A few of the positives:
There is a heavy emphasis on the consolidation of IT infrastructure such as email, cloud services, and outsourced services. Less things to manage means there is a greater possibility that the executive branch and agencies can actually track and inventory what exists. It also reduces overall costs (real and opportunity) and attack surface, all of which are net positives. This consolidation will need to be handled carefully though to make sure that shared services have the proper levels of segmentation and access control across agencies.
The EO emphasizes that all Federal agencies should utilize a standardized NIST-provided risk assessment and management framework. Despite the NIST framework relying on ordinal risk scales, it's still an awesome step in the right direction. Using a standardized framework lets all agencies and the Executive branch oversight speak the same language when it comes to risk decisions and should enable simpler apples-to-apples comparisons within and across agencies.
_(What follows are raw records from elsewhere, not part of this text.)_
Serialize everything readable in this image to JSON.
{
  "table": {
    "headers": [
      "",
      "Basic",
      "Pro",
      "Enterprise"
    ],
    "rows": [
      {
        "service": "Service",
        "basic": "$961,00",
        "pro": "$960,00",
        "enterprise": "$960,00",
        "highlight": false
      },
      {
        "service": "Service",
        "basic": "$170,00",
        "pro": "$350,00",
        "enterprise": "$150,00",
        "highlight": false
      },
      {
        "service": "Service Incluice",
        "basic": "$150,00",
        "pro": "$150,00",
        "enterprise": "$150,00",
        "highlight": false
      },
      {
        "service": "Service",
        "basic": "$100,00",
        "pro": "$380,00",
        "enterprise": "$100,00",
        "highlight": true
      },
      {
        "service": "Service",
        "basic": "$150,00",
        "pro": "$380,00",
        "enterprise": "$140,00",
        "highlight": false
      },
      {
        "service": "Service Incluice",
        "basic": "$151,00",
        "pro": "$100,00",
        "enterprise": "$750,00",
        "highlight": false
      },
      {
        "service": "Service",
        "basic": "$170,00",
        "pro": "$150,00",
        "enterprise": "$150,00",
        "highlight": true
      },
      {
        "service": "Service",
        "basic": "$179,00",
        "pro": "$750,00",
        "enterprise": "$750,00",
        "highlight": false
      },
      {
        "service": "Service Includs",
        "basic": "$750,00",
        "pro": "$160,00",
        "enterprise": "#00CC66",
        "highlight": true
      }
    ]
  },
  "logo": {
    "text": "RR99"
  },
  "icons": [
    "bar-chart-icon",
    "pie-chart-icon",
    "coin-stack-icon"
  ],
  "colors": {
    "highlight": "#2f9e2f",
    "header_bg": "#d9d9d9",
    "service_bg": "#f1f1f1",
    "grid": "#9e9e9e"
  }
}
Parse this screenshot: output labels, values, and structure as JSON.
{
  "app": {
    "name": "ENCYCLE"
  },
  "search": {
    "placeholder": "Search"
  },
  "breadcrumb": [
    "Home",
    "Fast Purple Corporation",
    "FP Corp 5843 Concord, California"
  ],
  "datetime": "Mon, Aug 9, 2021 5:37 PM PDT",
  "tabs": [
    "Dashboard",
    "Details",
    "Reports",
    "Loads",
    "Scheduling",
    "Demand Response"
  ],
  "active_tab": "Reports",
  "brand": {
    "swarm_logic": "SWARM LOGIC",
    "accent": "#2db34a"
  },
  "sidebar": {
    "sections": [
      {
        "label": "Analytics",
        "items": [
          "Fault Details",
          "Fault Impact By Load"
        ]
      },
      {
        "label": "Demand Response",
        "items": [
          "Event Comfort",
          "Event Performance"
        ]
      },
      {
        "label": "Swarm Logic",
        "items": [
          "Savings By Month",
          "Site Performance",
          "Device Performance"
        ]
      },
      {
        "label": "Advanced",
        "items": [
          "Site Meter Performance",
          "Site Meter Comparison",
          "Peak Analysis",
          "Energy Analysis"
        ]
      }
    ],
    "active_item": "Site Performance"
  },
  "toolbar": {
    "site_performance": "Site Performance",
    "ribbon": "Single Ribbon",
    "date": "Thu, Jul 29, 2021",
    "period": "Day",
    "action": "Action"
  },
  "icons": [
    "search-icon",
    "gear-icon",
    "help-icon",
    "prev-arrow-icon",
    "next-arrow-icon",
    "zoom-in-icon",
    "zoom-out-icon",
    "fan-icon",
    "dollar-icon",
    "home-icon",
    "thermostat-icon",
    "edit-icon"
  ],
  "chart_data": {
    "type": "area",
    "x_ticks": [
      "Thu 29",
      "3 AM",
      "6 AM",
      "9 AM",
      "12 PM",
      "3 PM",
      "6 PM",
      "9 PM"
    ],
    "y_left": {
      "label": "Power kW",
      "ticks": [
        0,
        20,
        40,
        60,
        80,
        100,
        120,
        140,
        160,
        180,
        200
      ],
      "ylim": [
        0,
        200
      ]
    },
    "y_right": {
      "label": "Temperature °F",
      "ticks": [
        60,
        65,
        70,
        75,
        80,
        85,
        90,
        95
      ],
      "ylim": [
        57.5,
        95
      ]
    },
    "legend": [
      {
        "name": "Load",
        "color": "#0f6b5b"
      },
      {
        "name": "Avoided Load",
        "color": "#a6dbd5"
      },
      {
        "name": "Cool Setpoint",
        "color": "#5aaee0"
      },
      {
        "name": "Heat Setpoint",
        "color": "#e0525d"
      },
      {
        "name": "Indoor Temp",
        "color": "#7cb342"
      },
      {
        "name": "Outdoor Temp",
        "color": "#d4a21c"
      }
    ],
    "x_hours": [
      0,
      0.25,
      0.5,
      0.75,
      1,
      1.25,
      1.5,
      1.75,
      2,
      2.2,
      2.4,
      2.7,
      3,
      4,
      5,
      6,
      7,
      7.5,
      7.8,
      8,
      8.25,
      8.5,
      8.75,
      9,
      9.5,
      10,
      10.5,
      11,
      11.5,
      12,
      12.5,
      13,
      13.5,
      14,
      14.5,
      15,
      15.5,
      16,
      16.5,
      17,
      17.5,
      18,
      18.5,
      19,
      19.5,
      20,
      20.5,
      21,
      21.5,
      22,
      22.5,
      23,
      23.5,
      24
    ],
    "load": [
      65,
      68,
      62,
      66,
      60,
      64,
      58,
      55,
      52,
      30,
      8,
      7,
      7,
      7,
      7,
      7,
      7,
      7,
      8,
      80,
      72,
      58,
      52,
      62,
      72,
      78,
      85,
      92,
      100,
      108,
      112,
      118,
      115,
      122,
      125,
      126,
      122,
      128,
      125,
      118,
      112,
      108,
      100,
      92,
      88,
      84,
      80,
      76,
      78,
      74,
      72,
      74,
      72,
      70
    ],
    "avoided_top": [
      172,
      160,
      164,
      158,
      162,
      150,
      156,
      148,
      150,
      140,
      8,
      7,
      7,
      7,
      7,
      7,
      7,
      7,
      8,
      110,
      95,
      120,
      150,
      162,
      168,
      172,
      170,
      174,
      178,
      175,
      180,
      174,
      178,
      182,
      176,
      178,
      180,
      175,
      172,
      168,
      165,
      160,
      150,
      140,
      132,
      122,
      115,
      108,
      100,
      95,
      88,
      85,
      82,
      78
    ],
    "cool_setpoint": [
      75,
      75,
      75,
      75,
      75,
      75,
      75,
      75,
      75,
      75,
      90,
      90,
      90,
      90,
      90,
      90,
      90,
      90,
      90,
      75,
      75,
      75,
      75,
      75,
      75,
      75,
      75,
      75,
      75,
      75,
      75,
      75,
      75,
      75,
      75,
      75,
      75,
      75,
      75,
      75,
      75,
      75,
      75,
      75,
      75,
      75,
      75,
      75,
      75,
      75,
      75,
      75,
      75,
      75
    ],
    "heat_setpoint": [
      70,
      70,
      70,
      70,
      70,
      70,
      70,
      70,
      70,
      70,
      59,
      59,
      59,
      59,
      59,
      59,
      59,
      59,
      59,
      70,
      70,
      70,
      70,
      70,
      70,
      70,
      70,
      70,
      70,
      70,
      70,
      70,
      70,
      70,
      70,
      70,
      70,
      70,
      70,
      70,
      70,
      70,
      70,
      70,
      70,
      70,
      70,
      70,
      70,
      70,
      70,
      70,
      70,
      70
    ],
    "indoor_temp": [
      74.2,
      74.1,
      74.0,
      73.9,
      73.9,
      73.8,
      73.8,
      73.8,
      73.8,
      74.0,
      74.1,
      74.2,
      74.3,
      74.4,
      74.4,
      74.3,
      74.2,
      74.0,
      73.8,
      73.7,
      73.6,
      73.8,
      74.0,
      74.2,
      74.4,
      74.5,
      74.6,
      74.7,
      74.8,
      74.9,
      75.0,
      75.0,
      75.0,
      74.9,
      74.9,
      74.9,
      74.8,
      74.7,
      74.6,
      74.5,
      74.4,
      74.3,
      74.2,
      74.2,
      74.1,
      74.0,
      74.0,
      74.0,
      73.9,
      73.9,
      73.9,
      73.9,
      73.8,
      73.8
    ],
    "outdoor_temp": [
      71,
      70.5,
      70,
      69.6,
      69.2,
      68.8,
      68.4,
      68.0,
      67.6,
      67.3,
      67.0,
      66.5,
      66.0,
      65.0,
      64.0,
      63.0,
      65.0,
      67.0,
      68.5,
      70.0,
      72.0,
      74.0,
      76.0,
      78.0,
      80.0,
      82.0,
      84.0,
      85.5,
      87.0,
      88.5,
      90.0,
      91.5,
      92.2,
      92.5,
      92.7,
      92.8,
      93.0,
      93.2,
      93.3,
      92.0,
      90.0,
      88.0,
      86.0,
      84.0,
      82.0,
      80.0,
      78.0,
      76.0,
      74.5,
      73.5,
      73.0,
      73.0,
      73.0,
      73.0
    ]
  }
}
And some of the constructive criticisms:
Ultimately, the EO is heavily skewed towards assessments and risk management plans. This approach, while sufficient in the very short term to get the ball rolling, encourages the mindset that security is a one-time activity that can be delivered as a "project" not as an ongoing capability. This lack of longer term focus is concerning as it keeps us squarely in a reactive state. My recommendation for the administration would be for a follow-on EO to be drafted and delivered that focuses more on developing ongoing, maturity focused (as opposed to checking a box in the NIST 800-53 model) cyber security capabilities within and across Federal agencies. Building resilient and maintainable capabilities over mitigating point-in-time controls will help prevent an ongoing cycle of risk assessment and mitigation efforts that is entirely reactive. I wrote about the problem with point-in-time issue reliance previously here.
The attack surface that the Federal government is (or should be) concerned about spans far beyond Federal agency IT infrastructure focused on in this EO. Critical sectors such as the economy and financial services, healthcare, power grids, telecommunication systems, transportation and more are largely controlled by the private sector. However, these sectors each have a tremendous ability to affect national safety, stability and security. I believe that the Trump administration should continue and build upon the public/private sector information sharing and collaboration efforts set forth by the Obama administration EO. Managing risk across all of these critical sectors requires more than just information sharing or introducing more regulation; it requires that partnerships be developed that are mutually beneficial with information that flows in a push and pull manner. Information in this context could be, but isn't limited to: threat intelligence, methods, or technology. At a systems-level, the benefits and the consequences will affect both the public and private sector, so we are inherently in this fight together.
Ultimately, I'm pleased to see cyber security emerging in recent years as a presidential-level focal point, there is still a lot more that can and should be done however. With how quickly this field changes, we cannot operate in 2-4 year term cycles to improve. I would love the opportunity to engage with the current administration on future cyber security policy direction, this issue is too important for any of us to abstain.